Hand Peach Pies
3/4 C peeled and finely chopped fresh peaches (1 to 2 peaches)
1/3 C granulated sugar
2 T all-purpose flour
1/8 tsp ground cinnamon
2 tsp lemon juice
1-14.1 oz pkg rolled refrigerated pie crusts (2 crusts) or make your own
1 egg
2 tsp water
coarse sugar for sprinkling
Preheat oven to 350 degrees. Coat a baking sheet with cooking spray. In a small bowl, combine peaches, granulated sugar, flour, cinnamon, and lemon juice; mix well and set aside. Unroll both pieces of pie dough onto a cutting board. Using a three-inch round cookie or biscuit cutter, cut nine circles from each piece of dough. (If you don’t have the right size cutter, you can use the rim of a drinking glass). Place nine dough circles on the baking sheet.
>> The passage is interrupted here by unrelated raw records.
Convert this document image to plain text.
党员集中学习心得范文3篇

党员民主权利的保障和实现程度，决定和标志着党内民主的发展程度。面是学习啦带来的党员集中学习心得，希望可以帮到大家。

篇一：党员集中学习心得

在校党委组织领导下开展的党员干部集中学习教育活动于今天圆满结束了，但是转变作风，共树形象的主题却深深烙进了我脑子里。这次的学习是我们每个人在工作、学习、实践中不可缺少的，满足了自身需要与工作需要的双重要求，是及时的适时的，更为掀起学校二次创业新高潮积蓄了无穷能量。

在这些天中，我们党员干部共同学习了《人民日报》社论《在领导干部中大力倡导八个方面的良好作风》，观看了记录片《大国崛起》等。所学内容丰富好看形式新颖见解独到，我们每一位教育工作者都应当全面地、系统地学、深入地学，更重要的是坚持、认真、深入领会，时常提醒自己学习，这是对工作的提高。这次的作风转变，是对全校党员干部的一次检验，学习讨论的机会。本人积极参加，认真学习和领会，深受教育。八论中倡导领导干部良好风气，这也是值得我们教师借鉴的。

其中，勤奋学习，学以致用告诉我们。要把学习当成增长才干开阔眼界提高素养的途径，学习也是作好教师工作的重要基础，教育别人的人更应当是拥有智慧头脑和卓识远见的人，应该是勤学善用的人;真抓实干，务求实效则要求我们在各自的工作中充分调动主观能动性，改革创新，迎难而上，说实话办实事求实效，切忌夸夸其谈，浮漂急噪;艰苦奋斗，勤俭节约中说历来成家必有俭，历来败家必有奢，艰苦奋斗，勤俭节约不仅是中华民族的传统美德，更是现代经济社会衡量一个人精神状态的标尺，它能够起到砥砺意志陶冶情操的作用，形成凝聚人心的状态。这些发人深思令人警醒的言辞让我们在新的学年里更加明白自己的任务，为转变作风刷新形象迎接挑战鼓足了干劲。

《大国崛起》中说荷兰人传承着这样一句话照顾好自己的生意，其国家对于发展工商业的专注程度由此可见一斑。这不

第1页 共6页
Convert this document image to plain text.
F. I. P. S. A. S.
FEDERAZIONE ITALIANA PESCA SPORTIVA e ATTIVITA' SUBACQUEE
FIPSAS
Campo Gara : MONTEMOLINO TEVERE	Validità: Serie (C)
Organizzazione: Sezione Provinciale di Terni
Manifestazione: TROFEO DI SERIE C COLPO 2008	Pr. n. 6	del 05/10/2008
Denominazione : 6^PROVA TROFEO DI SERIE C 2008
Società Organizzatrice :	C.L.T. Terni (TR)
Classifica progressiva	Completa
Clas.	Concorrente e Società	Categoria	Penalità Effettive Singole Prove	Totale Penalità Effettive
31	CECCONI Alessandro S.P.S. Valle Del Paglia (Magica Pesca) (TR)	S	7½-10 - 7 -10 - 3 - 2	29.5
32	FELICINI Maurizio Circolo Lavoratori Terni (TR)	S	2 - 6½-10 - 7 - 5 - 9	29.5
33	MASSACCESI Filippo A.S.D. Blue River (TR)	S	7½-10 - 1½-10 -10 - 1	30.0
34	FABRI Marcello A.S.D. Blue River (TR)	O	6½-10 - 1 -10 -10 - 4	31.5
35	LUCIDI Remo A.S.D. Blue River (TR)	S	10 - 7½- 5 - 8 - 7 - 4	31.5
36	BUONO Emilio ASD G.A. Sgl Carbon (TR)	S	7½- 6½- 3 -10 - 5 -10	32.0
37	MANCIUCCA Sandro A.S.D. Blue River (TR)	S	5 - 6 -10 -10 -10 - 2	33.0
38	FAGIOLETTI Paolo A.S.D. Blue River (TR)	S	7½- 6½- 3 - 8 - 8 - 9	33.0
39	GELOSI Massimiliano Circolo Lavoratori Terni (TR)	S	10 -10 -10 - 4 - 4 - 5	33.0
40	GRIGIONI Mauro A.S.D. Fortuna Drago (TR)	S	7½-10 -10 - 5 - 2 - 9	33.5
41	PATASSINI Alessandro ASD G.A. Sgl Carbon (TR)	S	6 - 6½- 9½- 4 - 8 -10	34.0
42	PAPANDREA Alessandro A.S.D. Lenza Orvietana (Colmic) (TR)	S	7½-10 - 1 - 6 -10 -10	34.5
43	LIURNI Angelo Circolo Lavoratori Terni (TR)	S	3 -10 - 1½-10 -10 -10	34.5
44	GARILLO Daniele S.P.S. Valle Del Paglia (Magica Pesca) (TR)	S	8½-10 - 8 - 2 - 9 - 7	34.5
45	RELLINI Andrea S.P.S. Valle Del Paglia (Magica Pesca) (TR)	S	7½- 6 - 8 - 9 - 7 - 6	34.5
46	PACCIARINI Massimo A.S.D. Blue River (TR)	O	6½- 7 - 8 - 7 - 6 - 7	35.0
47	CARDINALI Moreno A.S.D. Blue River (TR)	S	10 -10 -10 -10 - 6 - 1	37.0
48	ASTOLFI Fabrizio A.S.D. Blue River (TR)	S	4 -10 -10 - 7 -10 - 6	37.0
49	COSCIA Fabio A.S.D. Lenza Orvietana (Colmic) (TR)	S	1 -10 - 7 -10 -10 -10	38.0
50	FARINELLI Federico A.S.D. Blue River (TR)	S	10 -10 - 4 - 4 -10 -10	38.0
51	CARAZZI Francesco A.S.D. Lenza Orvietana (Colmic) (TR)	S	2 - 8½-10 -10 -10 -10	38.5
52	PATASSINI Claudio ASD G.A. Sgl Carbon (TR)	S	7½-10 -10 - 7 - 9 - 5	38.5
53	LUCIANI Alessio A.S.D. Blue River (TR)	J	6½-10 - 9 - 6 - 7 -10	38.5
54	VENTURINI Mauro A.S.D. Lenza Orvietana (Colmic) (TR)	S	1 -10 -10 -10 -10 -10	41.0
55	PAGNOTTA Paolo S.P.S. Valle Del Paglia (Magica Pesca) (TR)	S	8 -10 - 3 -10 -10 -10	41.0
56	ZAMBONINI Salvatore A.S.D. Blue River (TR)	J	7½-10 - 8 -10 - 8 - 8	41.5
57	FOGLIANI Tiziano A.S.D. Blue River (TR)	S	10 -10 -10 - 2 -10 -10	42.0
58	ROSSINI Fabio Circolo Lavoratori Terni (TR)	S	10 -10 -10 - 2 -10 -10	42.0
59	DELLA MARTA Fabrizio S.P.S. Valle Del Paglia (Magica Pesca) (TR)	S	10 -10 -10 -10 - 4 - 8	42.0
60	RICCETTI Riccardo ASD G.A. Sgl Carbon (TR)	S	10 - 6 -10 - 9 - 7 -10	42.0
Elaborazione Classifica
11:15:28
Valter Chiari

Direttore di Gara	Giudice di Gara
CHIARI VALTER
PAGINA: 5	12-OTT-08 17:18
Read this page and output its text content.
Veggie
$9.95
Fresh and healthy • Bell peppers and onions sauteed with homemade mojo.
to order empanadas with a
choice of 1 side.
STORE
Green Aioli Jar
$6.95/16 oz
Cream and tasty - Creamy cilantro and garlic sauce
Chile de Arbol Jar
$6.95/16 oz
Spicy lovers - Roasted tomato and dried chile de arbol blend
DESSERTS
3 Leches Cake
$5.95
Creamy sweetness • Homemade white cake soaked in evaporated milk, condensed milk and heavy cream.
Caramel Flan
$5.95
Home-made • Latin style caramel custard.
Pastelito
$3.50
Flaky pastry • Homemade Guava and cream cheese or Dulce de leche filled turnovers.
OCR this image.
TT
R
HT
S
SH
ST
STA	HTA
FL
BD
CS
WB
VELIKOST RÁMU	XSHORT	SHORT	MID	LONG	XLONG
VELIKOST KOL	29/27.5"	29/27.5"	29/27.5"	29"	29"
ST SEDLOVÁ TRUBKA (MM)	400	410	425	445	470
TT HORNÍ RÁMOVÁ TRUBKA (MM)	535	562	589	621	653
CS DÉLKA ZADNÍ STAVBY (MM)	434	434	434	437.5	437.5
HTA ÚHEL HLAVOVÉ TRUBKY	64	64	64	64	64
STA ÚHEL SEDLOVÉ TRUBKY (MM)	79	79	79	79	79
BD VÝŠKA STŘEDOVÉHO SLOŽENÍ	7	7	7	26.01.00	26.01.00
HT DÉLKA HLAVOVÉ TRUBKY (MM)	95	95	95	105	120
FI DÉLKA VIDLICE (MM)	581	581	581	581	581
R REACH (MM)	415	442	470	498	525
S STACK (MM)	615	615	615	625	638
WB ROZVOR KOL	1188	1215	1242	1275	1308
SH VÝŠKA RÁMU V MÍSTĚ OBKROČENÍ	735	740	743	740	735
Place about one tablespoon of the peach mixture onto the center of each piece of dough. In a small bowl, whisk egg and water. Brush edges of dough with egg wash. Place remaining dough circles over filling and seal edges by pressing together with a fork dipped in the egg wash. Make sure you seal each one completely so the filling won’t ooze out. With a paring knife, cut a small slit in the top of each hand pie. Brush tops of each with egg wash and sprinkle with coarse sugar. Bake 15 to 20 minutes or until the crust is golden brown. Serve warm.